Éducation

Surplus de 141 M$ : Sébastien Proulx est à genoux devant les commissions scolaires


En bref, selon la CAQ :

  • Sébastien Proulx est l’homme qui voulait faire tomber le gouvernement libéral sur l’abolition des commissions scolaires en 2007
  • Aujourd’hui, il est à genoux devant elles
  • Considérant les coupures passées, 141 millions de dollars en surplus, c’est beaucoup d’argent et il est déplorable que Sébastien Proulx laisse tout cet argentdans les coffres des commissions scolaires
  • C’est aux écoles que devrait revenir le soin d’administrer les surplus pour donner plus de services et de ressources aux élèves


Surplus de 141 M$ : Sébastien Proulx est à genoux devant les commissions scolaires

Au fil des années, Sébastien Proulx est passé du plus ardent défenseur de l’abolition des commissions scolaires… à leur lobbyiste en chef, a indiqué le leader parlementaire de la Coalition Avenir Québec et député de Granby, François Bonnardel. Cette métamorphose libérale se fait malheureusement au détriment des professeurs, des parents et des enfants qui veulent plus de services et plus de ressources, a renchéri le porte-parole de la CAQ en matière d’éducation, Jean-François Roberge.

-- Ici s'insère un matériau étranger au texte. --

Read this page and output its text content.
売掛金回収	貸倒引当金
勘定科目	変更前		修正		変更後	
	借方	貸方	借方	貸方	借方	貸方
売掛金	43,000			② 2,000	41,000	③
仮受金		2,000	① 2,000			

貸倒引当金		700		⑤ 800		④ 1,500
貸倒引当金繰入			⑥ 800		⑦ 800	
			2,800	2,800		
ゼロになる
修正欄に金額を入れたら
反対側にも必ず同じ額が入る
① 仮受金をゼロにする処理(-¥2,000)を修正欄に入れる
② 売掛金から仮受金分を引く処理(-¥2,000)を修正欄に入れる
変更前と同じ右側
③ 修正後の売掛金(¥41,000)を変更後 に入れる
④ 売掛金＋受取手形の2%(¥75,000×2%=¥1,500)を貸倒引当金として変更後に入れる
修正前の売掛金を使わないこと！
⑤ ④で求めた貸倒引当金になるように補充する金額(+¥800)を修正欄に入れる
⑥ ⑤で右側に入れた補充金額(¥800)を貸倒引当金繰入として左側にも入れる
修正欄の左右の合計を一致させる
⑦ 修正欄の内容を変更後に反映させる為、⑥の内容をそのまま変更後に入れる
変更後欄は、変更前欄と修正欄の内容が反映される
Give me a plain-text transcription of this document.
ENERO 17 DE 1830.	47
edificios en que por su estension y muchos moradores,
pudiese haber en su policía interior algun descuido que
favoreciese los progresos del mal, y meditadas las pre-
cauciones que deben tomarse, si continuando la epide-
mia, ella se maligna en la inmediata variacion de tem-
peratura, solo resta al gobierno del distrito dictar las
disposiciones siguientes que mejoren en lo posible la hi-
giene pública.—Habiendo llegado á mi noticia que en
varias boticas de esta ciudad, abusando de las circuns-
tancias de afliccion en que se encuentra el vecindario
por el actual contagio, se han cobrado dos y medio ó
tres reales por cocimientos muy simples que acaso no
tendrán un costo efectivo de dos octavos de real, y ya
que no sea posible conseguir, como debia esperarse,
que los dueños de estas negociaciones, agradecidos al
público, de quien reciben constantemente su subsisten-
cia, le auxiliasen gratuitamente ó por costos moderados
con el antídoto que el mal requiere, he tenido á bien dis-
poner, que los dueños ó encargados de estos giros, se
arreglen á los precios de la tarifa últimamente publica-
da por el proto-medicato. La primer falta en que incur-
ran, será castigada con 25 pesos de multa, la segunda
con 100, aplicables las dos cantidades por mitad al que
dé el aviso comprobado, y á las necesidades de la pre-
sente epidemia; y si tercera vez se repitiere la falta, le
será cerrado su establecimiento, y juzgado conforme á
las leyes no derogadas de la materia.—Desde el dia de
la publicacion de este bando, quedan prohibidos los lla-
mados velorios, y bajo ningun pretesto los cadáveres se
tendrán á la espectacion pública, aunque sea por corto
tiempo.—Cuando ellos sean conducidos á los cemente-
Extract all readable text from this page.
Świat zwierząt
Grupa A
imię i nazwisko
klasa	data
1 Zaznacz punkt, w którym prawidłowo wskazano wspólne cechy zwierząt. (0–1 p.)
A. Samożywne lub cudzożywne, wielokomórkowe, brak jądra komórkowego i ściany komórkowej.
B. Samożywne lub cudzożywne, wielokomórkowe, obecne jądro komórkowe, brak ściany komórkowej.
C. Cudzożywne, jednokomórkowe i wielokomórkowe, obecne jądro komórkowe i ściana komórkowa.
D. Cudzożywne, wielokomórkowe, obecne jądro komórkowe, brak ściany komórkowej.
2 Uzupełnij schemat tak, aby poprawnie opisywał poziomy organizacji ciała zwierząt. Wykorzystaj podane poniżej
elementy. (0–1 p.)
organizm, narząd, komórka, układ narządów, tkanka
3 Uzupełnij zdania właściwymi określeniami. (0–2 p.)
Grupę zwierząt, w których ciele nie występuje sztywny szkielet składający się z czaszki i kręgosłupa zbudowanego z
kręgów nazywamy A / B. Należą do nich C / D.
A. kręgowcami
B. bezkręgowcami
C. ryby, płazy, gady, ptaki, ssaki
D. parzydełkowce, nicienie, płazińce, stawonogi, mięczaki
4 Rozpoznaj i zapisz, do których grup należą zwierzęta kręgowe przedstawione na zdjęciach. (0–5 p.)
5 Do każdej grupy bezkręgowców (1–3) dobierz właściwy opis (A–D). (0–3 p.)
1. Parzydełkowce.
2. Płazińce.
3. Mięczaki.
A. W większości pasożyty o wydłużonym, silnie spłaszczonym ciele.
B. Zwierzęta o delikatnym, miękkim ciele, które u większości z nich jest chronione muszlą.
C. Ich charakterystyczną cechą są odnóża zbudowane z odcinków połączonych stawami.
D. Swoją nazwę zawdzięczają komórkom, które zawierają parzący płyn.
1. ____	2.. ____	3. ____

Lors de la période des questions, mardi, le ministre Sébastien Proulx a confirmé qu’il ne permettra pas aux écoles d’utiliser une partie des surplus, ceux-ci atteignant 141 millions de dollars. Au contraire, l’argent restera dans les structures. Pendant que nos écoles manquent d’orthopédagogue, que certains toits coulent, que des élèves d’une même famille sont séparées en raison de manque de classes, le ministre Proulx accepte que les commissions scolaires passent la gratte et ramassent l’argent des écoles, a dénoncé Jean-François Roberge.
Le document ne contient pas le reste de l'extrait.